Yusufi kuyularda kaderden kazaya düşerken,
Eyyûbi sabırlarla beklerim, beni kalbinin sultanlığına çekecek ipi..
Fasl-ı gül’de aşık turnalar ırmaklara muştularla akarken,
Adını satırlara gizlerim gözlerin yıldızları merhabalarken..
Zeytin gözlerinden gecelere yıldız düşsem Fatıma!
(…)
Abdestini aldığımız aşk’da üç defa kalbime seni çekerken,
Her hükmü meshederim başıma, Hamd-ü senalarla..
Kelamların en güzelini okurken “aşk aşk” diye,
‘Niyet ettim Rabbimin Rızası İçin Sevmeye’ dedik hayâ kapısında yâr..
(…)
Sen yürüyünce gül nazı adımlarla,
Attığın her adıma karşılık sayfalarıma bir ‘harf’ düşer…

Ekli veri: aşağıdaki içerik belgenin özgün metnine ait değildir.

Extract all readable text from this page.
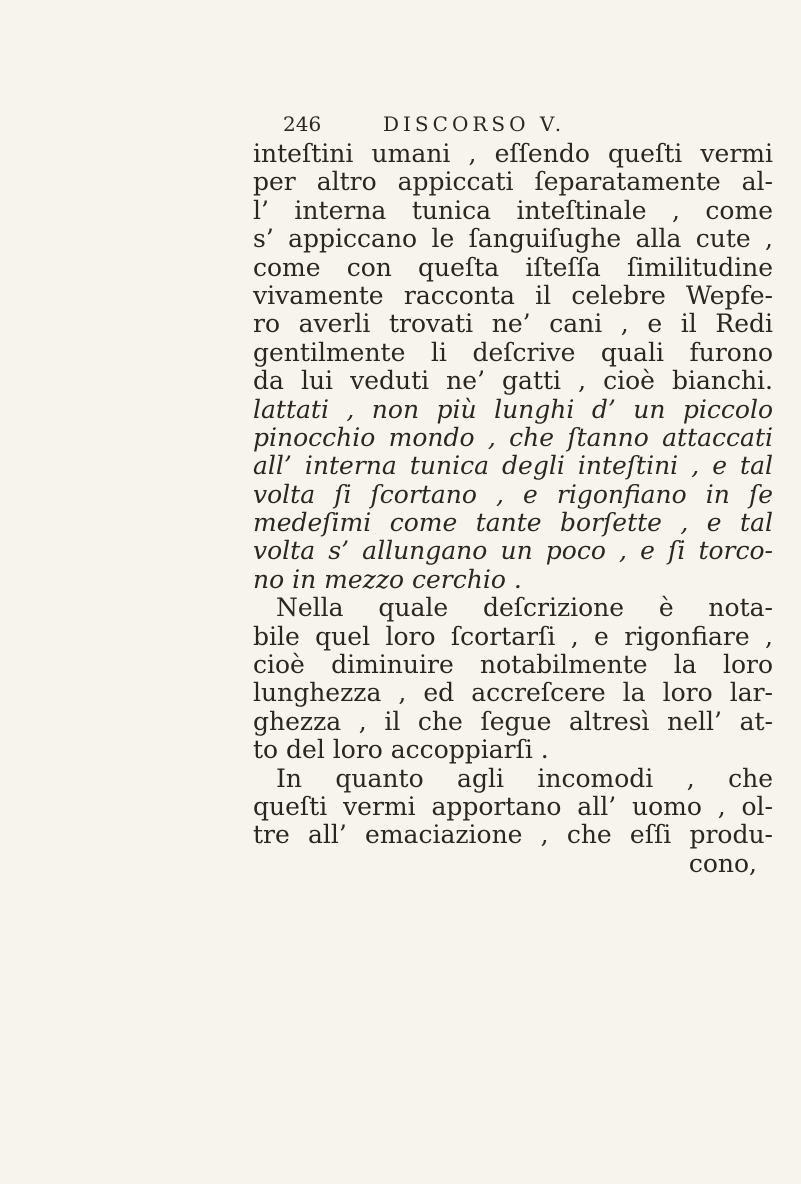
246	DISCORSO V.
inteſtini umani , eſſendo queſti vermi
per altro appiccati ſeparatamente al-
l’ interna tunica inteſtinale , come
s’ appiccano le ſanguiſughe alla cute ,
come con queſta iſteſſa ſimilitudine
vivamente racconta il celebre Wepfe-
ro averli trovati ne’ cani , e il Redi
gentilmente li deſcrive quali furono
da lui veduti ne’ gatti , cioè bianchi.
lattati , non più lunghi d’ un piccolo
pinocchio mondo , che ſtanno attaccati
all’ interna tunica degli inteſtini , e tal
volta ſi ſcortano , e rigonfiano in ſe
medeſimi come tante borſette , e tal
volta s’ allungano un poco , e ſi torco-
no in mezzo cerchio .
Nella quale deſcrizione è nota-
bile quel loro ſcortarſi , e rigonfiare ,
cioè diminuire notabilmente la loro
lunghezza , ed accreſcere la loro lar-
ghezza , il che ſegue altresì nell’ at-
to del loro accoppiarſi .
In quanto agli incomodi , che
queſti vermi apportano all’ uomo , ol-
tre all’ emaciazione , che eſſi produ-
cono,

Her harfin damarında sen dolaşırken,
Özlemler kabarır, dudaklarımın arasına bir ‘ah’ düşer…
Gözbebeklerinde okununca aşk bir ikindi vakti,
Her cümlenin sonuna bir ‘sen’ düşer…
(…)
Hicranlara mersiyeler okurken dilim,
‘inşaAllah’ der, ‘amin’lerle noktalarım her cümleyi..
(…)
Arafat’ta buluşalım seninle yâr!
Mescid-i Aksâ’da kıyama durup, Aşk’a aşk taşıyalım…
Mescid-i Haram’da rükû edelim, sırtımızda sevda yüküyle…
Secdede, sonsuzluğa açılan kapıdan içeri girince
Selamlarla seslen bana Eymen kapısında…
Dârüs’s-Selâm’da ellerinden cennet şarabı yudumlayıp
Firdevs’e yürüsek Rabbimizin inayetiyle.
Nefesin, Tûba ağacının yapraklarını öperken
Tomurcuklarından feraceler yapsın melekler sana.
Tut yüreğimden…
Es-selam’ını ruhuma işle Fatıma!
Hafâza melekleri şahit olsun sırrımıza…
Bu aşk’ın meali bensem, tefsiri sensin Fatıma!